Along with learning to spend time with God before anything else, a bunch of questions has popped into my mind now that the school year is almost over. I’ve just been convicted lately to ask myself a couple of questions, and to look at myself honestly.
Questions like: “Did I waste this year? Did I waste the time given to me in Seim Hall? Did I take advantage of the opportunities that were given to me, or did I take advantage of the fact that there is always tomorrow to do Your will? Did I make you visible in my life, or did I shove you to the side in order to save my reputation? Did I live for you this year or not? How does my life reflect you? What can I change in my life in order to make you more prominent in my life? What can I do to show your love more? And what can I do in order to get more of you? How can I get more of you?”
In some ways, I almost felt like a failure this year since a couple of goals that I had set at the beginning of the year did not get fulfilled. But then God told me no. He told me that I didn’t waste this year. He told me that this year was a growing year for me, a year for development and letting my roots in Him grow deeper. He also laid 1Timothy 4:12-16 on my heart.

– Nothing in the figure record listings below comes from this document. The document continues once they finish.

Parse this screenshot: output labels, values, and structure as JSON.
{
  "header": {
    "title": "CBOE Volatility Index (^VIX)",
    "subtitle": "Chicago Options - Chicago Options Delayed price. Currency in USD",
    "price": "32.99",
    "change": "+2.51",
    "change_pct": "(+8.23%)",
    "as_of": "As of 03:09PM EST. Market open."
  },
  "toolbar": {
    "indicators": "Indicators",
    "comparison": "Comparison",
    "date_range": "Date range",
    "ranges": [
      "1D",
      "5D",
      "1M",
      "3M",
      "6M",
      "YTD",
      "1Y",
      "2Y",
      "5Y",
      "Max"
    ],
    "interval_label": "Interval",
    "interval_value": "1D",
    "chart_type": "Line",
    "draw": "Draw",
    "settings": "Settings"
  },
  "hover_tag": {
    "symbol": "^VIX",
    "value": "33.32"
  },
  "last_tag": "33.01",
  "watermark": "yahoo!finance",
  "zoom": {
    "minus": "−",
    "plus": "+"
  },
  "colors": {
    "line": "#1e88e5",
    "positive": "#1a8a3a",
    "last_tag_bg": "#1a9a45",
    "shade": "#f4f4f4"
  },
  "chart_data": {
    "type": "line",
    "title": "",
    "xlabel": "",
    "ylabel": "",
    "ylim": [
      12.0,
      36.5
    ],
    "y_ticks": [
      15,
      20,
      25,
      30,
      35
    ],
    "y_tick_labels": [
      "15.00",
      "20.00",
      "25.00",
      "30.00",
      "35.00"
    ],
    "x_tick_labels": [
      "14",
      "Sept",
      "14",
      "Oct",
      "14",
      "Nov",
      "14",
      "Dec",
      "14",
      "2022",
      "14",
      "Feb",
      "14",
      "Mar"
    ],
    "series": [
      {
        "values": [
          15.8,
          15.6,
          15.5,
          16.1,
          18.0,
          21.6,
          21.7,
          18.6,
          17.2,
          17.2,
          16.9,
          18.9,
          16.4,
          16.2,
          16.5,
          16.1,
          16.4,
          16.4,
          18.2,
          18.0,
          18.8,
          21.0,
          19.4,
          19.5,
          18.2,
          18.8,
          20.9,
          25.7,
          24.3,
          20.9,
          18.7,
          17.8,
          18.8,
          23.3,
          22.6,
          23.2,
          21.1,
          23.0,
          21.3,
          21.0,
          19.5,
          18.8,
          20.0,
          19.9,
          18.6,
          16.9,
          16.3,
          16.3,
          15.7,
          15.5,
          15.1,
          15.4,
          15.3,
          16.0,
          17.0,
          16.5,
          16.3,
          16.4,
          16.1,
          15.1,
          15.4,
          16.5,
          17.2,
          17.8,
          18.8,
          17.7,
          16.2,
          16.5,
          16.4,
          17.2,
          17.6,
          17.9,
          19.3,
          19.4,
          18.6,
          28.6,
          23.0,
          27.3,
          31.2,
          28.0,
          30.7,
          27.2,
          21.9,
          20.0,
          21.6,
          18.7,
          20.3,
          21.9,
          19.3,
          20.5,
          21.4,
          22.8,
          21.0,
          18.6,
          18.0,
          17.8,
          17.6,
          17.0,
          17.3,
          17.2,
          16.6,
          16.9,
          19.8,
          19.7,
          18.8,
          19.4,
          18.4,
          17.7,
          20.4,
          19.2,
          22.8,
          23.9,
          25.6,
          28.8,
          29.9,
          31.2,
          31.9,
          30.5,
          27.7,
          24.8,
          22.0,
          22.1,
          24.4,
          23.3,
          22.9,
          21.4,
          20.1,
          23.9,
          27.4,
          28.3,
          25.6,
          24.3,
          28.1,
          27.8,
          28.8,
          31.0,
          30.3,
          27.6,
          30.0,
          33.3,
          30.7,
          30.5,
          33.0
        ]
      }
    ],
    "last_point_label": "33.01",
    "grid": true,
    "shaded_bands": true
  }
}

“Don’t let anyone look down on you because you are young, but set an example for the believers in speech, in conduct, in love, in faith, and in purity. Until I come, devote yourself to the public reading of Scripture, to preaching and to teaching. Do not neglect your gift, which was given you through prophecy when the body of elders laid their hands on you. Be diligent in these matters; give yourself wholly to them, so that everyone may see your progress. Watch your life and doctrine closely. Persevere in them, because if you do, you will save both yourself and your hearers.” – 1 Timothy 4:12-16
Ok, so maybe I did not fulfill every goal that I set for this year. But that doesn’t mean that I failed. And if some of your goals aren’t coming along as fast as you’d want them to, or they seem impossible, keep preserving. Keep seeking after God, and going to him for your wisdom, sustainment, satisfaction, completion, and contentment. He’s got a plan for everything that he does.